# Is it important to heat frames before extraction?



## TheFuzz (Apr 15, 2019)

I have a 12 frame honey spinning extractor. Usually, I go to my bees, and take honey frames back home with me, put the frames in a heating room, then put the warmed frames in the spinner. I then have sticky frames on hand at home.

I want to take my 12 frame honey extractor with me, and set it up in a room next to the beehives. I won't have my heating room if I do this. The advantage is, I don't need to take the sticky frames back home with me, as soon as they're spinned, I can put them back in the beehive.

I'm fine with potentially not extracting as much honey, because I'll be giving it all back to the bees anyway. I'm concerned though, is it possible for me to have lower quality honey by doing it this way? I ask because, I'm under the impression that different components of honey is more inclined to go hard and not spin out easier, whereas some components are more likely to become a liquid (fructose?) and are more likely to pour out.

If it is important to heat the honey frames before extraction, could I make some sort of portable frame heater? I'm thinking of getting some bee boxs, a bottom and a lid, and stack them up with a heating light globe inside the boxs, perhaps attached to the lid. I could put the honey frames inside, and the light globe could heat it up. Could this be worth setting up?


----------



## Arnie (Jan 30, 2014)

Take the extractor to the bees. You'll be fine. No need to heat the frames. Just don't wait until cold weather. 
Honey does not separate into its component parts at room temperature.


----------



## Fivej (Apr 4, 2016)

Hi Fuzz. I am a little unclear about "I'm fine with potentially not extracting as much honey, because I'll be giving it all back to the bees anyway". I assume you are not actually giving all the extracted honey back to the bees and by "all the honey" you mean the honey on the wet frames correct?
How far away is your apiary from your home? If close enough, you could always set the wet frames outside and let them (or neighborhood bees) find them and clean them up. Sounds like a hassle to move a 12 frame extractor to the apiary, set up a room, deal with electric, the weather etc. I would also be very concerned about extracting right next to the apiary. You will have thousands of bees trying to get at the honey and potentially inviting robbing. Heating may not be necessary, but you get more honey faster. J


----------



## Brub58 (Jan 11, 2017)

What you are proposing is illegal where TheFuzz lives.


----------



## JWPalmer (May 1, 2017)

Brub58 said:


> What you are proposing is illegal where TheFuzz lives.
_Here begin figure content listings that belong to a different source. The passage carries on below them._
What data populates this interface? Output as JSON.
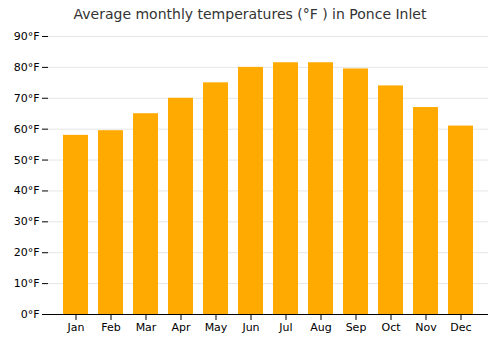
{
  "chart_data": {
    "type": "bar",
    "title": "Average monthly temperatures (°F ) in Ponce Inlet",
    "categories": [
      "Jan",
      "Feb",
      "Mar",
      "Apr",
      "May",
      "Jun",
      "Jul",
      "Aug",
      "Sep",
      "Oct",
      "Nov",
      "Dec"
    ],
    "values": [
      58,
      59.5,
      65,
      70,
      75,
      80,
      81.5,
      81.5,
      79.5,
      74,
      67,
      61
    ],
    "color": "#FFAA00",
    "ylim": [
      0,
      90
    ],
    "yticks": [
      {
        "value": 0,
        "label": "0°F"
      },
      {
        "value": 10,
        "label": "10°F"
      },
      {
        "value": 20,
        "label": "20°F"
      },
      {
        "value": 30,
        "label": "30°F"
      },
      {
        "value": 40,
        "label": "40°F"
      },
      {
        "value": 50,
        "label": "50°F"
      },
      {
        "value": 60,
        "label": "60°F"
      },
      {
        "value": 70,
        "label": "70°F"
      },
      {
        "value": 80,
        "label": "80°F"
      },
      {
        "value": 90,
        "label": "90°F"
      }
    ],
    "grid": true
  }
}
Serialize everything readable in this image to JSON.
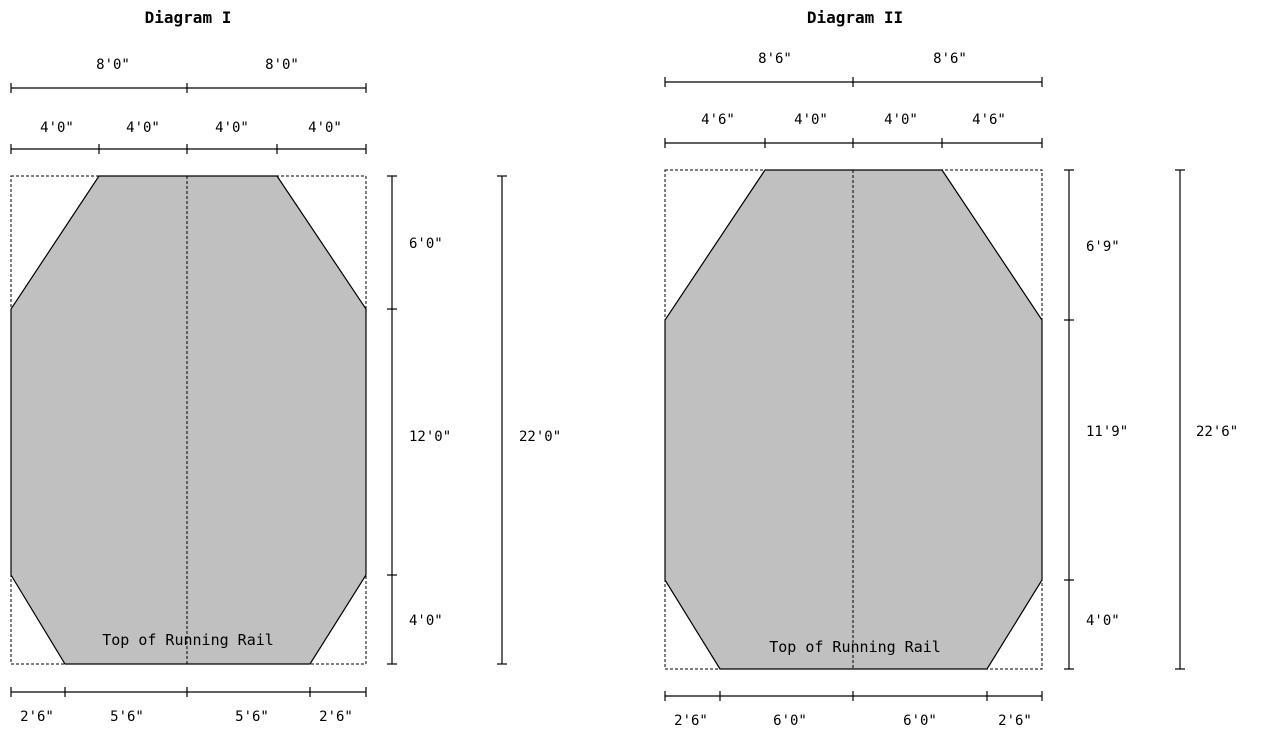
{
  "diagram1": {
    "title": "Diagram I",
    "top_half": [
      "8'0\"",
      "8'0\""
    ],
    "top_quarters": [
      "4'0\"",
      "4'0\"",
      "4'0\"",
      "4'0\""
    ],
    "right_segments": [
      "6'0\"",
      "12'0\"",
      "4'0\""
    ],
    "total_height": "22'0\"",
    "bottom": [
      "2'6\"",
      "5'6\"",
      "5'6\"",
      "2'6\""
    ],
    "rail_label": "Top of Running Rail"
  },
  "diagram2": {
    "title": "Diagram II",
    "top_half": [
      "8'6\"",
      "8'6\""
    ],
    "top_quarters": [
      "4'6\"",
      "4'0\"",
      "4'0\"",
      "4'6\""
    ],
    "right_segments": [
      "6'9\"",
      "11'9\"",
      "4'0\""
    ],
    "total_height": "22'6\"",
    "bottom": [
      "2'6\"",
      "6'0\"",
      "6'0\"",
      "2'6\""
    ],
    "rail_label": "Top of Running Rail"
  },
  "colors": {
    "fill": "#c0c0c0",
    "line": "#000000"
  }
}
I assume you are referring to allowing the neighborhood bees to clean up the frames? Probably not a good idea here in the States or anywhere else either. Wet supers should be put back on your hives for cleanup. A few folks like to make sure they go back on the same hives. I have noticed that when putting the supers back on a hive, the comb is left in better shape than when they are left out and a robbing frenzy ensues.


----------



## Fivej (Apr 4, 2016)

Not illegal here, but not the best practice for sure. OP didn't say how far the apiary is from his heating room, so it could be his bees or neighborhood bees cleaning the frames JW. I put my wet frames back on the hives but I am considering leaving them out because they keep filling them instead of cleaning them. This is in the fall during goldenrod. I tried an empty super underneath the wet frames, but that didn't help. J


----------



## Robert Holcombe (Oct 10, 2019)

Fuzz, Solar heating? I assume no electrics but propane also? I heat a room to 80-90F and use a dehumidifier as I extract in cooler fall weather. It gets my frames really dry, so to speak.


----------



## JWPalmer (May 1, 2017)

You mean those pesky bees keeping filling your supers with nectar? The horror of it all! I wish we had a fall flow so I did not have to feed so much.
As far as heating though, my 9 frame extractor gets the frames pretty dry without additional heat. I typically extract between mid June and the 4th of July here in Richmond. OAT is 85-95°, kitchen is about 75°. Isn't it like 100°F in Oz about now?


----------